Çalışmanın yazarı Dr. Eman Ghoneim:
Eğer bu spesifik bölgenin her yerinde piramitler varsa, geçmişte kayaların ve çok sayıda işçinin bu bölgelere taşınmasını sağlayan veya bu taşımayı kolaylaştıran su kütleleri olmalı.
Yani bir su yolu olduğunu, eski Mısırlıların kullandığı bir yol olduğunu biliyoruz ama nerede olduğunu kimse bilmiyor. Nil’in bu kolu ne kadar büyüktü? Bu kol tam olarak neredeydi? Bu kol gerçek piramit bölgelerine ne kadar yakındı?
Bunu öğrenmek için, Ghoneim’in radar uydu verilerini kullanarak ve Nil Vadisi’ni uzaydan tarayarak mümkün olduğu kadar uzaklaşması gerekiyordu.
Radar dalgaları zemine nüfuz edebildiğinden, görüntüler yüzeyin altındaki görünmez bir bilgi dünyasına erişim sağladı ve yaklaşık 100 kilometre boyunca çöl ve tarım arazileri boyunca kıvrılarak ilerleyen kurumuş bir nehir yatağının varlığını ortaya çıkardı.
Ghoneim:
Bu muhtemelen gerçekten çok uzun olmalıydı, ama aynı zamanda bu bu nehir kolunun bazı bölgelerdeki genişliği de çok büyüktü. Genişlik açısından yarım kilometre veya daha fazlasından bahsediyoruz ki bu da günümüzün Nil Nehri’nin saha genişliğine denk bir şey.
Yani bu küçük bir kol değil, önemli ve büyük bir koldu.
Fayyum’dan Gize’ye uzanan, artık kurumuş olan bu su yolu 38 farklı piramit bölgesinden geçiyordu ve bu nedenle araştırmacılar tarafından Ahramat Kolu (Arapça’da Piramit Kolu anlamına geliyor) adı verildi.
Ekip şimdi, piramitlerin inşa edildiği Eski ve Orta Krallıklar döneminde (3.700 ila 4.700 yıl önce) aktif olup olmadığını belirlemek için antik nehir yatağından alınan toprak çekirdeklerini analiz etmeyi planlıyor.
Bu sonuçlar olmadan, herhangi bir kesin sonuca varmak mümkün değil, ancak nehir kolunun anıtların yapımında gerçekten bir rol oynadığını öne süren çok sayıda delil var.

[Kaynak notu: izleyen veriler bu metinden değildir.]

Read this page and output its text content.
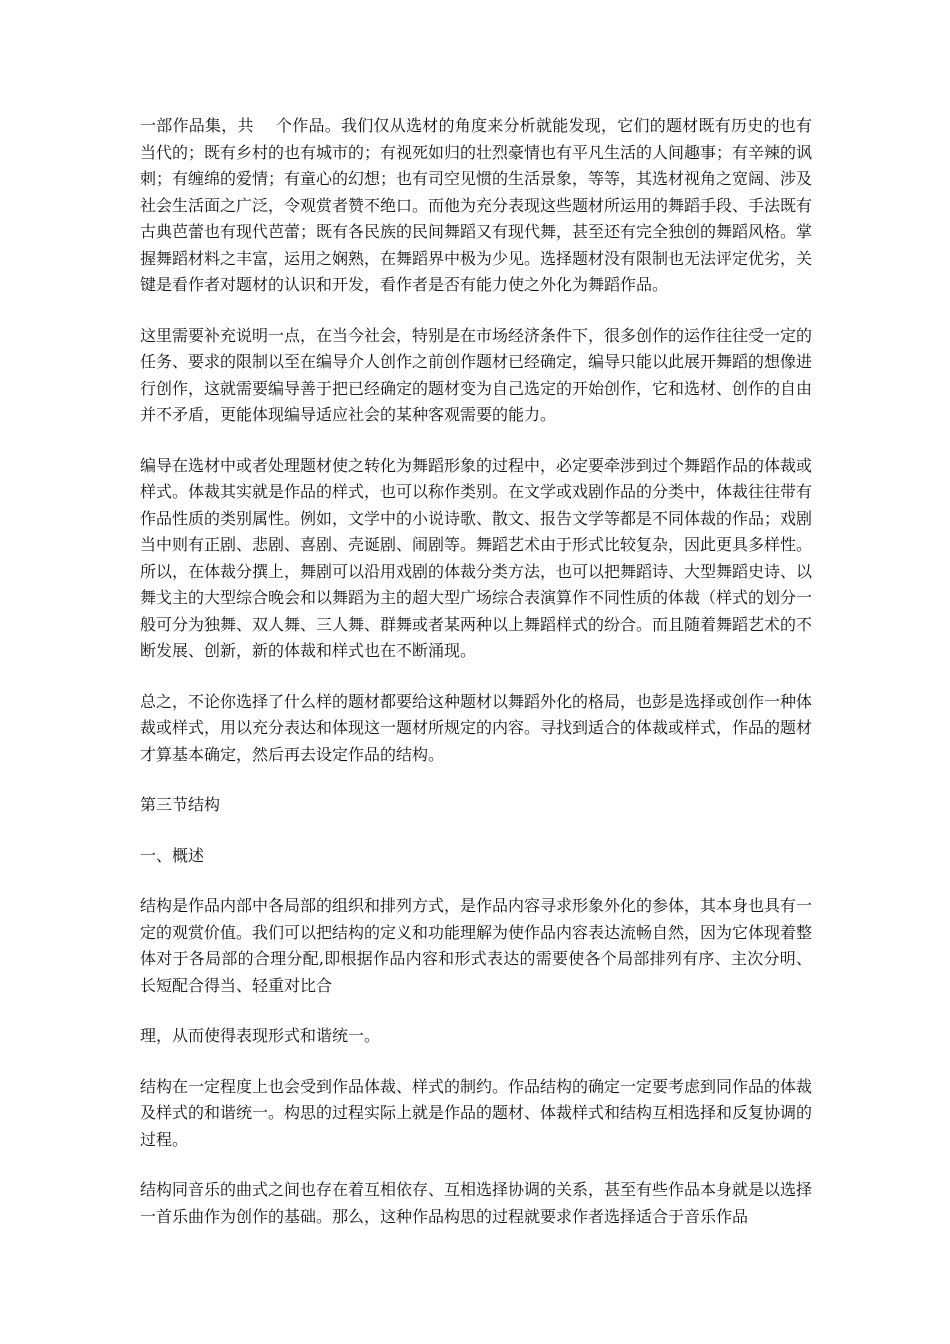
一部作品集，共 个作品。我们仅从选材的角度来分析就能发现，它们的题材既有历史的也有当代的；既有乡村的也有城市的；有视死如归的壮烈豪情也有平凡生活的人间趣事；有辛辣的讽刺；有缠绵的爱情；有童心的幻想；也有司空见惯的生活景象，等等，其选材视角之宽阔、涉及社会生活面之广泛，令观赏者赞不绝口。而他为充分表现这些题材所运用的舞蹈手段、手法既有古典芭蕾也有现代芭蕾；既有各民族的民间舞蹈又有现代舞，甚至还有完全独创的舞蹈风格。掌握舞蹈材料之丰富，运用之娴熟，在舞蹈界中极为少见。选择题材没有限制也无法评定优劣，关键是看作者对题材的认识和开发，看作者是否有能力使之外化为舞蹈作品。

这里需要补充说明一点，在当今社会，特别是在市场经济条件下，很多创作的运作往往受一定的任务、要求的限制以至在编导介人创作之前创作题材已经确定，编导只能以此展开舞蹈的想像进行创作，这就需要编导善于把已经确定的题材变为自己选定的开始创作，它和选材、创作的自由并不矛盾，更能体现编导适应社会的某种客观需要的能力。

编导在选材中或者处理题材使之转化为舞蹈形象的过程中，必定要牵涉到过个舞蹈作品的体裁或样式。体裁其实就是作品的样式，也可以称作类别。在文学或戏剧作品的分类中，体裁往往带有作品性质的类别属性。例如，文学中的小说诗歌、散文、报告文学等都是不同体裁的作品；戏剧当中则有正剧、悲剧、喜剧、壳诞剧、闹剧等。舞蹈艺术由于形式比较复杂，因此更具多样性。所以，在体裁分撰上，舞剧可以沿用戏剧的体裁分类方法，也可以把舞蹈诗、大型舞蹈史诗、以舞戈主的大型综合晚会和以舞蹈为主的超大型广场综合表演算作不同性质的体裁（样式的划分一般可分为独舞、双人舞、三人舞、群舞或者某两种以上舞蹈样式的纷合。而且随着舞蹈艺术的不断发展、创新，新的体裁和样式也在不断涌现。

总之，不论你选择了什么样的题材都要给这种题材以舞蹈外化的格局，也彭是选择或创作一种体裁或样式，用以充分表达和体现这一题材所规定的内容。寻找到适合的体裁或样式，作品的题材才算基本确定，然后再去设定作品的结构。

第三节结构

一、概述

结构是作品内部中各局部的组织和排列方式，是作品内容寻求形象外化的参体，其本身也具有一定的观赏价值。我们可以把结构的定义和功能理解为使作品内容表达流畅自然，因为它体现着整体对于各局部的合理分配,即根据作品内容和形式表达的需要使各个局部排列有序、主次分明、长短配合得当、轻重对比合

理，从而使得表现形式和谐统一。

结构在一定程度上也会受到作品体裁、样式的制约。作品结构的确定一定要考虑到同作品的体裁及样式的和谐统一。构思的过程实际上就是作品的题材、体裁样式和结构互相选择和反复协调的过程。

结构同音乐的曲式之间也存在着互相依存、互相选择协调的关系，甚至有些作品本身就是以选择一首乐曲作为创作的基础。那么，这种作品构思的过程就要求作者选择适合于音乐作品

Örneğin Ghoneim, bu piramitlerin çoğunun, “genellikle vadi tapınağı dediğimiz, antik limana benzeyen bir geçitle biten bir yola sahip olduğunu” söylüyor.

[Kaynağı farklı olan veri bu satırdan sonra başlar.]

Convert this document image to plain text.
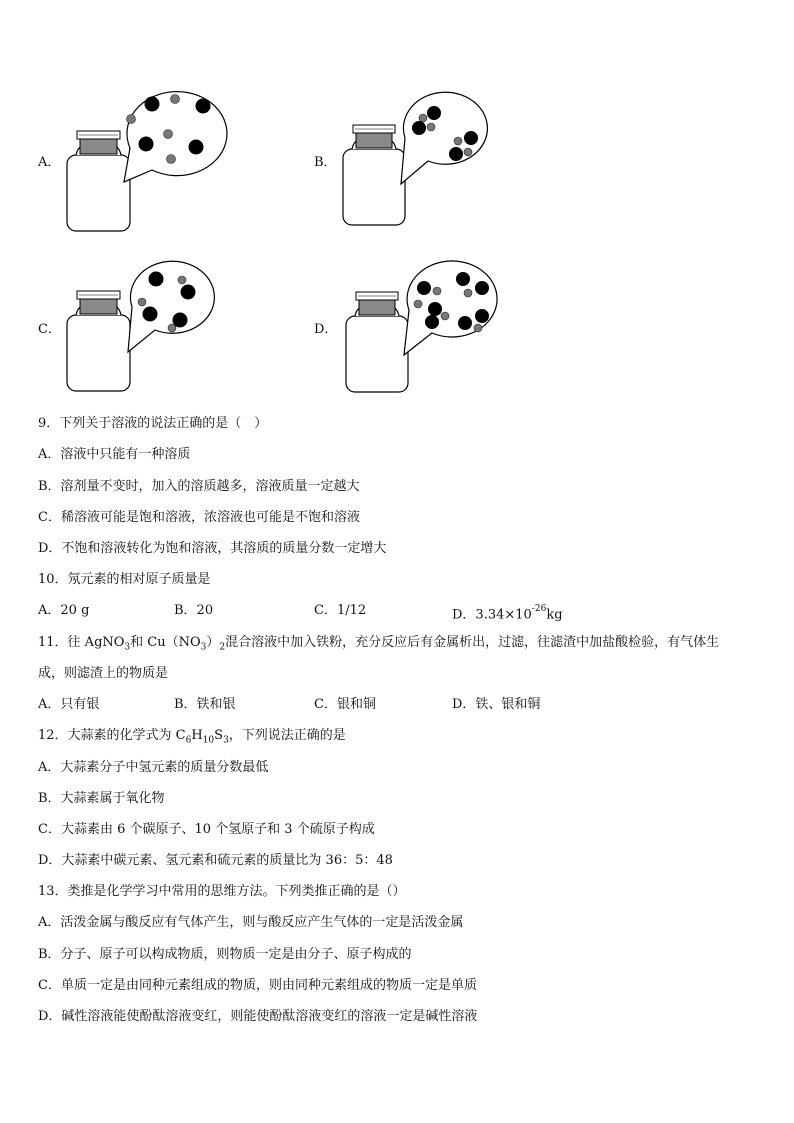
A．	B．
C．	D．
9．下列关于溶液的说法正确的是（　）
A．溶液中只能有一种溶质
B．溶剂量不变时，加入的溶质越多，溶液质量一定越大
C．稀溶液可能是饱和溶液，浓溶液也可能是不饱和溶液
D．不饱和溶液转化为饱和溶液，其溶质的质量分数一定增大
10．氖元素的相对原子质量是
A．20 g	B．20	C．1/12	D．$3.34\times 10^{-26}kg$
11．往 AgNO$_3$和 $Cu(NO_3)_2$混合溶液中加入铁粉，充分反应后有金属析出，过滤，往滤渣中加盐酸检验，有气体生
成，则滤渣上的物质是
A．只有银	B．铁和银	C．银和铜	D．铁、银和铜
12．大蒜素的化学式为 $C_6H_{10}S_3$，下列说法正确的是
A．大蒜素分子中氢元素的质量分数最低
B．大蒜素属于氧化物
C．大蒜素由 6 个碳原子、10 个氢原子和 3 个硫原子构成
D．大蒜素中碳元素、氢元素和硫元素的质量比为 36：5：48
13．类推是化学学习中常用的思维方法。下列类推正确的是（）
A．活泼金属与酸反应有气体产生，则与酸反应产生气体的一定是活泼金属
B．分子、原子可以构成物质，则物质一定是由分子、原子构成的
C．单质一定是由同种元素组成的物质，则由同种元素组成的物质一定是单质
D．碱性溶液能使酚酞溶液变红，则能使酚酞溶液变红的溶液一定是碱性溶液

Bu vadi tapınaklarının çoğu tam olarak bulduğumuz kolun kıyısında bulunuyor.
Piramitlerin inşasına yeni bakış açıları sağlamanın yanı sıra, antik Nil kollarının araştırılması, arkeologların diğer kayıp alanların yerlerinin belirlenmesine yardımcı olarak Eski Mısır’ın sırlarını açığa çıkarmasına da yardımcı olabilir. Zamanla, Nil’in ana yatağı bazı bölgelerde doğuya, bazı yerlerde batıya doğru hareket etti, çünkü nehirler bunu her zaman yapar.
Nehir kolları yok olurken, Eski Mısır şehirleri ve kasabaları da toprakla kaplanıp yok oldu ve onları nerede bulacağımıza dair hiçbir fikrimiz yok. Araştırmacılar, eski su yollarının seyrini takip ederek bu eski yerleşim yerlerini keşfetme şansına sahip olacak ve bunların hepsi tarihimizi, Mısır mirasını anlamamıza yardımcı olacak.